Rule 5 is the only way to reduce ‘a’ when it’s not even.

9. Mike said

Oops, wordpress ate some of my relational operators as html tags. Should be:

The ability to chain relational operators is a nice feature of Python syntax. It compiles to a series of 2-way relational tests ‘and’ed together. “if n%4 == m%4 == 3:” compiles like “if n%4 == m%4 and m%4 == 3:”, but the m%4 is only evaluated once. It is handy when you want to check if a value is between two limits, like “if lowerbound <= x < upperbound:". I used something like "if x >= y <= z:" in a previous exercise to determine that y was no larger than either x or z. You can also chain any number together: "a < b > c == d …”

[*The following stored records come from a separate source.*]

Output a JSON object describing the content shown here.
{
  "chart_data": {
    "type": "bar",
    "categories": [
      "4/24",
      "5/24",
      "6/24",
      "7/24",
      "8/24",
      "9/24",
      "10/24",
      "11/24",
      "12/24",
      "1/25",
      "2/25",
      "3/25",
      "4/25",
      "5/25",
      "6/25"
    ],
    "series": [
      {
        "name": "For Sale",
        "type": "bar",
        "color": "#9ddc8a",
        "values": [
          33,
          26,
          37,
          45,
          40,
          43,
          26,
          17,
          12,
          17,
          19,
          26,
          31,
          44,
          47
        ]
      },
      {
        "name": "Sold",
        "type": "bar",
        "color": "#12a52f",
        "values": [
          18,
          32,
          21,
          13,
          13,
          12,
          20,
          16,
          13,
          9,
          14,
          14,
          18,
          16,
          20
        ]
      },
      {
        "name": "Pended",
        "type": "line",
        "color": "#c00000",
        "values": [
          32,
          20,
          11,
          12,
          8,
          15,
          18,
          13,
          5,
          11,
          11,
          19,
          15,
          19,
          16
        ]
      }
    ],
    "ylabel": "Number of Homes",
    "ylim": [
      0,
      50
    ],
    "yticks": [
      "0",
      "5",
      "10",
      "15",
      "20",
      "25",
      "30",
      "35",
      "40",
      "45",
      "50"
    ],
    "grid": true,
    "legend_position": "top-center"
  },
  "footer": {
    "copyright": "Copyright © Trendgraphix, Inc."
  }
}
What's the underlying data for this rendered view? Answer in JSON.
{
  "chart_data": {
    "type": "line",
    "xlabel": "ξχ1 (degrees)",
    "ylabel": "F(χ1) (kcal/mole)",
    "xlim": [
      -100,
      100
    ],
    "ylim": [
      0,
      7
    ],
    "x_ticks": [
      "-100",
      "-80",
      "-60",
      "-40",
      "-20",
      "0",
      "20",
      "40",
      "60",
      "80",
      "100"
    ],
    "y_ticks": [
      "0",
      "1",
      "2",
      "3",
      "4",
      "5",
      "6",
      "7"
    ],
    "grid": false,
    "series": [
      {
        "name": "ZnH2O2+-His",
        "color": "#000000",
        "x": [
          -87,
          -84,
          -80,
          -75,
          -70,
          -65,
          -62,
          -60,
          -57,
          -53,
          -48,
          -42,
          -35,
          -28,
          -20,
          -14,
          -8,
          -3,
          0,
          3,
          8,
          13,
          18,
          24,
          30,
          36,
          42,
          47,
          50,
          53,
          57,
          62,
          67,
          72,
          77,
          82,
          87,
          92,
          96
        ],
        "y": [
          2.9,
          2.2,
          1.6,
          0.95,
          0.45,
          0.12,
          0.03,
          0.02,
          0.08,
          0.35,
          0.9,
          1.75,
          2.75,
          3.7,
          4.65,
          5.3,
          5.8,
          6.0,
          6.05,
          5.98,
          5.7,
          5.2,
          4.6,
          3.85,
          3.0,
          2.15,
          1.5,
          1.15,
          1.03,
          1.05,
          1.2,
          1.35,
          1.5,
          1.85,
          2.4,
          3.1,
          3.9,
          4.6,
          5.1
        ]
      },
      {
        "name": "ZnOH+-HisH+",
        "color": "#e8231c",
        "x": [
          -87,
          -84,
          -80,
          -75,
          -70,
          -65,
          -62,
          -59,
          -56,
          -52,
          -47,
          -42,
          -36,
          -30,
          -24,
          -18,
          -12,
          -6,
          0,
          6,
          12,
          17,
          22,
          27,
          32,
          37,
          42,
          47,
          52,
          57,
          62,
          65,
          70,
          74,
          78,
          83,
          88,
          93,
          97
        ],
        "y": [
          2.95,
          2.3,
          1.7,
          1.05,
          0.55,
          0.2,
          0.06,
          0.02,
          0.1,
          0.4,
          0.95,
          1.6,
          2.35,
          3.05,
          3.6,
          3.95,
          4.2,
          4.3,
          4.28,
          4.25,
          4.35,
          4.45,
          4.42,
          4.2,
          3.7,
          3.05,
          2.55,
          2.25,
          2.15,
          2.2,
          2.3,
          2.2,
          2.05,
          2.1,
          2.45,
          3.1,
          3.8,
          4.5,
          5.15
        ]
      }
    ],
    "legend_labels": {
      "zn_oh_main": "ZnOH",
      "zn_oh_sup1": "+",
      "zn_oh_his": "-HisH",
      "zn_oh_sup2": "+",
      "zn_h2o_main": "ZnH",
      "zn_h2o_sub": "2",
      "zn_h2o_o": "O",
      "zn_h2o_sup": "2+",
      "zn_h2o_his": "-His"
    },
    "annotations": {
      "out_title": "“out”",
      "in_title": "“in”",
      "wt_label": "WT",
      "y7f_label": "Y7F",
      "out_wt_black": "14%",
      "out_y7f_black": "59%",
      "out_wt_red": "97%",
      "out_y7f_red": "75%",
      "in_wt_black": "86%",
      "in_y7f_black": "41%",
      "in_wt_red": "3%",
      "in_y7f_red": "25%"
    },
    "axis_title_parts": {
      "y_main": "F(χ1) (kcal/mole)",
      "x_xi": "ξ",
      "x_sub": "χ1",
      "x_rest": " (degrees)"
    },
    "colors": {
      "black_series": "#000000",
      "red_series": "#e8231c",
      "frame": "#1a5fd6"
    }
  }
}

Rule 5 is the only way to reduce ‘a’ when it’s not even.

10. Graham said

Since Mike already did an iterative Python version, here’s a straight translation of the rules to Haskell:

jacobi :: Integer -> Integer -> Integer
jacobi a m
| even m        = error "m must be odd."
| a == 0        = 0
| a == 1        = 1
| a == 2        = if (m mod 8) elem [3, 5] then -1 else 1
| even a        = jacobi 2 m * jacobi (a div 2) m
| a >= m        = jacobi (a mod m) m
| otherwise     = let j = jacobi m a in
if (a mod 4 == 3) && (m mod 4 == 3) then -j else j


Not the most efficient solution, probably. Happy to see another math exercise, though! (even though it should be titled “Jacobi’s Symbol,” since we don’t know m is prime)

11. Mike said

As a preprocessing step, I think rule 5 needs to be applied if a (7 / -1) by rule 6 (the only rule that could apply
(7 / -1) => (0 / -1) by rule 5
(0 / -1) => 0 by rule 1

However, (-1 / 7) = -1 according to the programmingpraxis solution.

If rule 5 is applied first, then:
(-1 / 7) => (6 / 7) by rule 5
(6 / 7) => (2 / 7) * (3 / 7) => (3 / 7) => -(7 / 3) => -(1 / 3) => -1 by rules 4, 3, 6, 5, and 2, respectively

12. Mike said

I did it again. (Maybe I need an option to preview a post)

The previous post should be:

As a preprocessing step, I think rule 5 needs to be applied if a < 0.

For example:
(-1 / 7) => (7 / -1) by rule 6 (the only rule that could apply)
(7 / -1) => (0 / -1) by rule 5
(0 / -1) => 0 by rule 1

However, (-1 / 7) = -1 according to the programmingpraxis solution.

If rule 5 is applied first, then:
(-1 / 7) => (6 / 7) by rule 5
(6 / 7) => (2 / 7) * (3 / 7) => (3 / 7) => -(7 / 3) => -(1 / 3) => -1; by rules 4, 3, 6, 5, and 2, respectively.

13. programmingpraxis said

The jacobi symbol for (-1 7) is -1. Wolfram Alpha agrees.

In arithmetic mod m, the only numbers allowed are 0 to m-1 inclusive. There are no negative numbers. So any time you see a negative number you have to add m repeatedly until it is in the range 0 to m-1 inclusive. So yes, Rule 5 applies whenever a<0. I'll edit the rule.